Cell Culture and Transfection

  • HEK293 cells (or other cell line) at 70-90% confluency in a T-75 flask
  • EnGen® Spy Cas9 HF1 (NEB #M0667)
  • sgRNA containing the targeting sequence in the region of interest
    • sgRNAs can be generated using the EnGen sgRNA Synthesis Kit, S. pyogenes (NEB #E3322S)
    • sgRNAs must contain the target sequences (20 nucleotides) adjacent to the Protospacer Adjacent Motif (PAM, NGG) in the target DNA. See the EnGen sgRNA Synthesis Kit manual for further details.
  • Lipofectamine RNAiMAX Transfection Reagent (ThermoFisher)
  • Sterile 1X PBS without Ca2+ and Mg2+
  • DMEM with Glutamax (or appropriate growth medium) with 10% FBS
  • Optimem Reduced Serum Medium (ThermoFisher)
  • 96-well culture plate

DNA Extraction and Genome Editing Analysis

  • EnGen Mutation Detection Kit (NEB #E3321S)
  • Epicentre QuickExtract™ DNA Extraction Solution (Epicentre #QE09050)

Before You Start:

  • We strongly recommend wearing gloves and using nuclease-free tubes and reagents to avoid RNase contamination. Further recommendations for avoiding ribonuclease contamination can be found here: https://www.neb.com/tools-and-resources/usage-guidelines/avoiding-ribonuclease-contamination
  • Transfection conditions may be highly variable.  It is recommended to optimize your conditions for each cell type and Cas9 target you may have. This protocol follows conditions that have been optimized for a particular target and use of HEK293 cells

Protocol:

RNP Complex Formation

  1. Make a 3 µM working solution of sgRNA by diluting the stock with nuclease-free water.
  2. Make a 3 µM working solution of Spy Cas9 HF1 by diluting with 1X NEBuffer r3.1 or Optimem.
  3. Form the RNP complexes as follows below:

    COMPONENT SINGLE REACTION x3.3 (TRIPLICATES)
    sgRNA (3 μM) 0.5 μl 1.65 μl
    EnGen Spy Cas9 HF1 (3 μM) 0.5 μl 1.65 μl
    Optimem 11.5 μl 37.95 μl
    Total 12.5 μl 41.25 μl
  4. Gently mix the reaction and incubate at room temperature for 10 minutes.
  5. Form the liposome complexes as follows below.  You can make a master mix of the RNAiMAX and Optimem and add this directly to the RNP tube from above.

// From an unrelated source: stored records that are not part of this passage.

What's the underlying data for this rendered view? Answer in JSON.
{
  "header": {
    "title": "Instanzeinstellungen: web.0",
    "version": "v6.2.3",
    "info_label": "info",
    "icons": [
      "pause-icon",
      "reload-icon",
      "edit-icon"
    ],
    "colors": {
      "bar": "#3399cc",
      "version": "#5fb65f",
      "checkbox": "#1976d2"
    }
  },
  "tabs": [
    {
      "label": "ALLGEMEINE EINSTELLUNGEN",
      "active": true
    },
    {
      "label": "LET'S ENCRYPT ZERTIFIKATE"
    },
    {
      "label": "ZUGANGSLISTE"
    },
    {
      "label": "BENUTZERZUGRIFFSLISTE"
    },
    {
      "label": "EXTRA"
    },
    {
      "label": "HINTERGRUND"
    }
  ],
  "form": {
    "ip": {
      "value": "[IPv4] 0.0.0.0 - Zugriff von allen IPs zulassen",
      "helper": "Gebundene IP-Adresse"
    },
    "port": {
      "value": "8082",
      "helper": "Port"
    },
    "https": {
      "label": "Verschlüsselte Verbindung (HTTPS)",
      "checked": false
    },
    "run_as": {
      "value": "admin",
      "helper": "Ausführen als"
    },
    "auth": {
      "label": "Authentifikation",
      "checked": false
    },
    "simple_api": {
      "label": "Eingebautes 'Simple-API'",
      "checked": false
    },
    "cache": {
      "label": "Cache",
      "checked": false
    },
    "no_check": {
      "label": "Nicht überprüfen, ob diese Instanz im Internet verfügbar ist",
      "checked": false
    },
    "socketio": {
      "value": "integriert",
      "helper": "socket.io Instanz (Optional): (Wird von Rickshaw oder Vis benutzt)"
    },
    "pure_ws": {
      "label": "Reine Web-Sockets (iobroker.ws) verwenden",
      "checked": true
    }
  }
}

    COMPONENT SINGLE REACTION x3.3 (TRIPLICATES)
    RNP (120 nM) 12.5 μl 41.25 μl
    RNAiMAX 1.2 μl 3.96 μl
    Optimem 11.3 μl 37.29 μl
    Total 25 μl 82.5 μl
  6. Gently mix the reaction and incubate at room temperature for 10 minutes.
  7. Form the liposome complexes as follows below.  You can make a master mix of the RNAiMAX and Optimem and add this directly to the RNP tube from above.
  8. Gently mix the reaction and incubate at room temperature for 20 minutes.

Trypsinize and Prepare HEK293 Cells

  1. Seed the cells so that they will be around 70-90% confluent on the day of transfection.
  2. During the RNP/liposome incubation, trypsinize the cells, washing once to remove any traces of trypsin. Resuspend the cells in 10 ml of media and count.
  3. Calculate the dilution and volume needed to get the cells to 3.2 x 105 cells per ml.  You will need 125 µl of cells per well.

Transfect Cells with Liposome Complexes

  1. From each tube of RNP/liposome complex, aliquot 25 µl into 3 wells of a 96-well plate.
  2. Add 125 µl of cells (3.2 x 105 cells/ml) to each well containing RNP/liposome complex and pipette up and down gently a few times.
  3. Incubate the cells in a humidified 37°C, 5% CO2 incubator for 48-72 hours.

Harvest DNA and Amplify Target Region

  1. Gently aspirate the media from the cells and wash twice with 100 μl 1X PBS. 
  2. Add 75 µl of Epicentre QuickExtract DNA Extraction Solution and shake/vortex for 5 minutes. Transfer the solution to a PCR plate or tubes and place in a thermocycler, running the following program:

      3. 65°C for 15 min
      95°C for 15 min
      Hold at 4°C

  3. Dilute the DNA 1:10 in nuclease-free water.
  4. Follow the protocol detailed in the EnGen Mutation Detection Kit (NEB #E3321) manual.